For detailed information on each of these topics, see the ONDCP booklet " What You Need to Know About Starting a Student Drug-Testing Program ."

Pros and Cons of the Various Drug Testing Methods

TYPES OF TESTS PROS CONS WINDOW OF DETECTION
URINE

Highest assurance of reliable results.

Least expensive.

Most flexibility in testing different drugs, including alcohol and nicotine.

Most likely of all drug-testing methods to withstand legal challenge.

Specimen can be adulterated, substituted, or diluted.

Limited window of detection.

Test sometimes viewed as invasive or embarrassing.

Biological hazard for specimen handling and shipping to lab.

Typically 1 to 5 days.

HAIR

Longer window of detection.

Greater stability (does not deteriorate).

Can measure chronic drug use.

Convenient shipping and storage (no need to refrigerate).

Collection procedure not considered invasive or embarrassing.

More difficult to adulterate than urine.

Detects alcohol/cocaine combination use.

More expensive.

Test usually limited to basic 5-drug panel.

Cannot detect alcohol use.

Will not detect very recent drug use (1 to 7 days prior to test).

Depends on the length of hair in the sample. Hair grows about a half-inch per month, so a 1½-inch specimen would show a 3-month history.

ORAL FLUIDS

Sample obtained under direct observation.

Minimal risk of tampering.

Non-invasive.

Samples can be collected easily in virtually any environment.

Can detect alcohol use.

Reflects recent drug use.

Drugs and drug metabolites do not remain in oral fluids as long as they do in urine.

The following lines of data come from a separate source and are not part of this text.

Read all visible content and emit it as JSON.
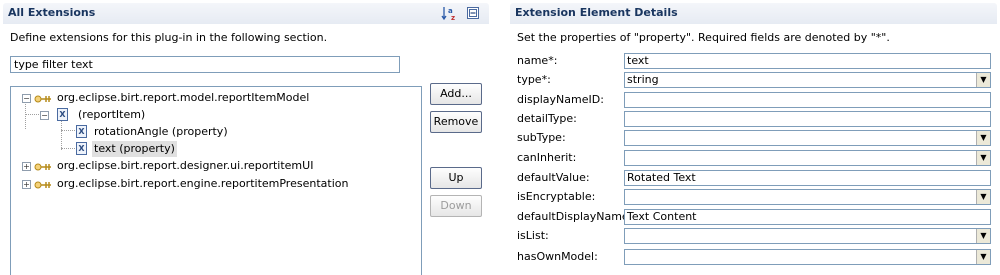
{
  "left_panel": {
    "title": "All Extensions",
    "description": "Define extensions for this plug-in in the following section.",
    "filter_value": "type filter text",
    "tree": [
      {
        "label": "org.eclipse.birt.report.model.reportItemModel",
        "expanded": true
      },
      {
        "label": "(reportItem)",
        "expanded": true
      },
      {
        "label": "rotationAngle (property)"
      },
      {
        "label": "text (property)",
        "selected": true
      },
      {
        "label": "org.eclipse.birt.report.designer.ui.reportitemUI",
        "expanded": false
      },
      {
        "label": "org.eclipse.birt.report.engine.reportitemPresentation",
        "expanded": false
      }
    ],
    "buttons": {
      "add": "Add...",
      "remove": "Remove",
      "up": "Up",
      "down": "Down"
    },
    "toolbar": {
      "sort_icon": "sort-az-icon",
      "collapse_icon": "collapse-all-icon"
    }
  },
  "right_panel": {
    "title": "Extension Element Details",
    "description": "Set the properties of \"property\". Required fields are denoted by \"*\".",
    "fields": [
      {
        "label": "name*:",
        "value": "text",
        "type": "text"
      },
      {
        "label": "type*:",
        "value": "string",
        "type": "combo"
      },
      {
        "label": "displayNameID:",
        "value": "",
        "type": "text"
      },
      {
        "label": "detailType:",
        "value": "",
        "type": "text"
      },
      {
        "label": "subType:",
        "value": "",
        "type": "combo"
      },
      {
        "label": "canInherit:",
        "value": "",
        "type": "combo"
      },
      {
        "label": "defaultValue:",
        "value": "Rotated Text",
        "type": "text"
      },
      {
        "label": "isEncryptable:",
        "value": "",
        "type": "combo"
      },
      {
        "label": "defaultDisplayName:",
        "value": "Text Content",
        "type": "text"
      },
      {
        "label": "isList:",
        "value": "",
        "type": "combo"
      },
      {
        "label": "hasOwnModel:",
        "value": "",
        "type": "combo"
      }
    ]
  }
}
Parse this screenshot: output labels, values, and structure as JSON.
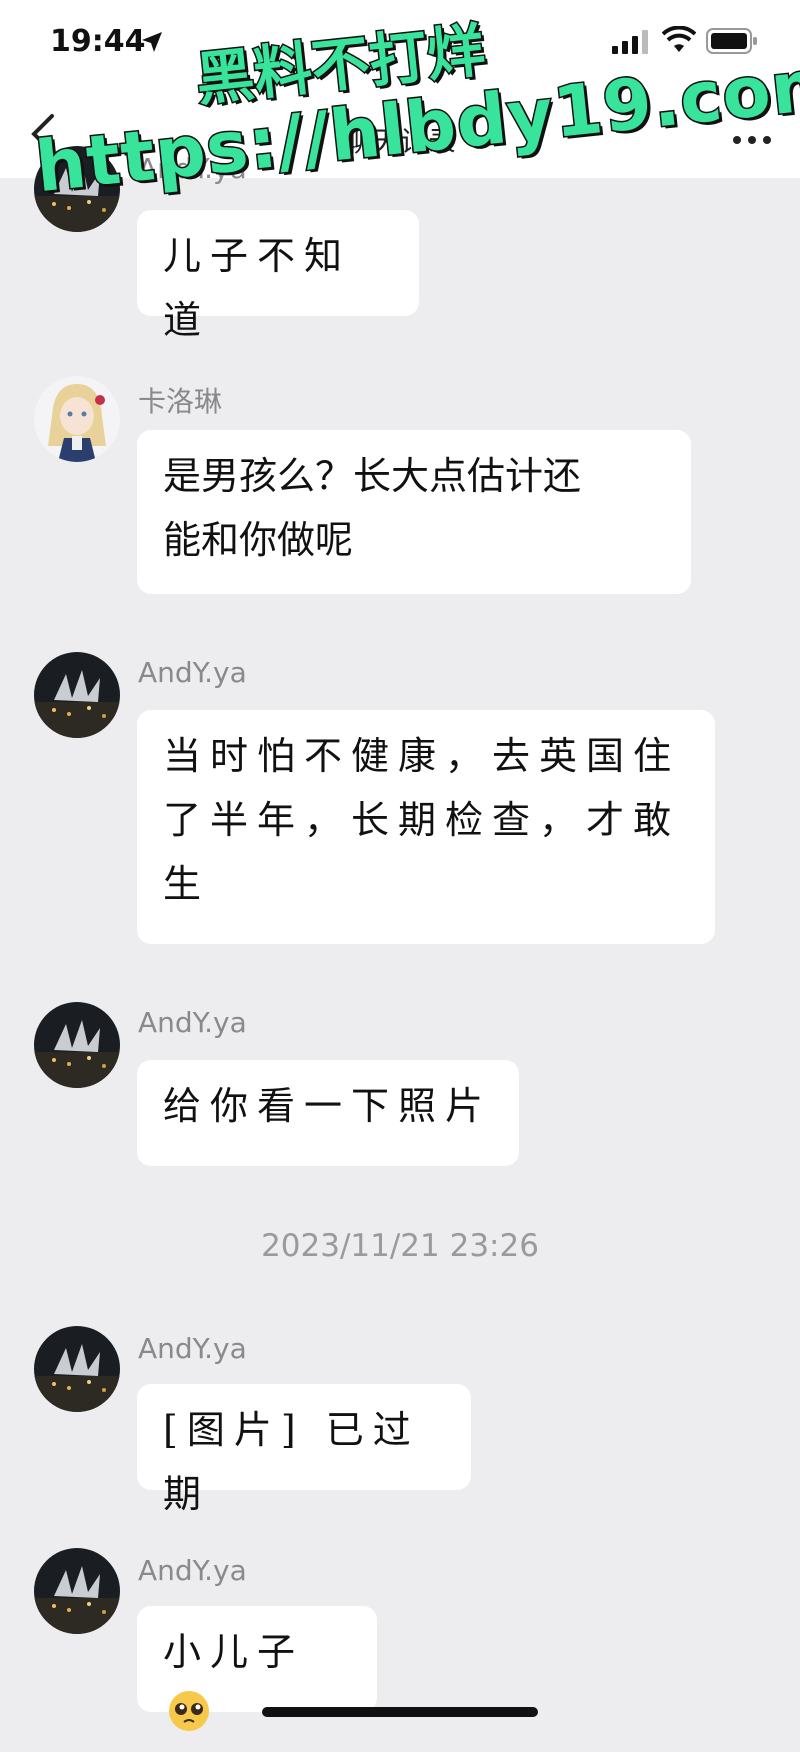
{
  "status_bar": {
    "time": "19:44"
  },
  "nav": {
    "title": "聊天记录"
  },
  "watermark": {
    "line1": "黑料不打烊",
    "line2": "https://hlbdy19.com"
  },
  "messages": [
    {
      "sender": "AndY.ya",
      "text": "儿子不知道"
    },
    {
      "sender": "卡洛琳",
      "text_line1": "是男孩么？长大点估计还",
      "text_line2": "能和你做呢"
    },
    {
      "sender": "AndY.ya",
      "text_line1": "当时怕不健康，去英国住",
      "text_line2": "了半年，长期检查，才敢",
      "text_line3": "生"
    },
    {
      "sender": "AndY.ya",
      "text": "给你看一下照片"
    },
    {
      "sender": "AndY.ya",
      "text": "[图片] 已过期"
    },
    {
      "sender": "AndY.ya",
      "text": "小儿子"
    }
  ],
  "timestamp": "2023/11/21 23:26",
  "colors": {
    "background": "#ededf0",
    "bubble": "#ffffff",
    "watermark": "#38e39b"
  }
}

Less efficient than other testing methods in detecting marijuana use.

Approximately 10 to 24 hours.

SWEAT PATCH

Non-invasive.

Variable removal date (generally 1 to 7 days).

Quick application and removal.

Longer window of detection than urine.

No sample substitution possible.

Limited number of labs able to process results.

People with skin eruptions, excessive hair, or cuts and abrasions cannot wear the patch.

Passive exposure to drugs may contaminate patch and affect results.

Patch retains evidence of drug use for at least 7 days, and can detect even low levels of drugs 2 to 5 hours after last use.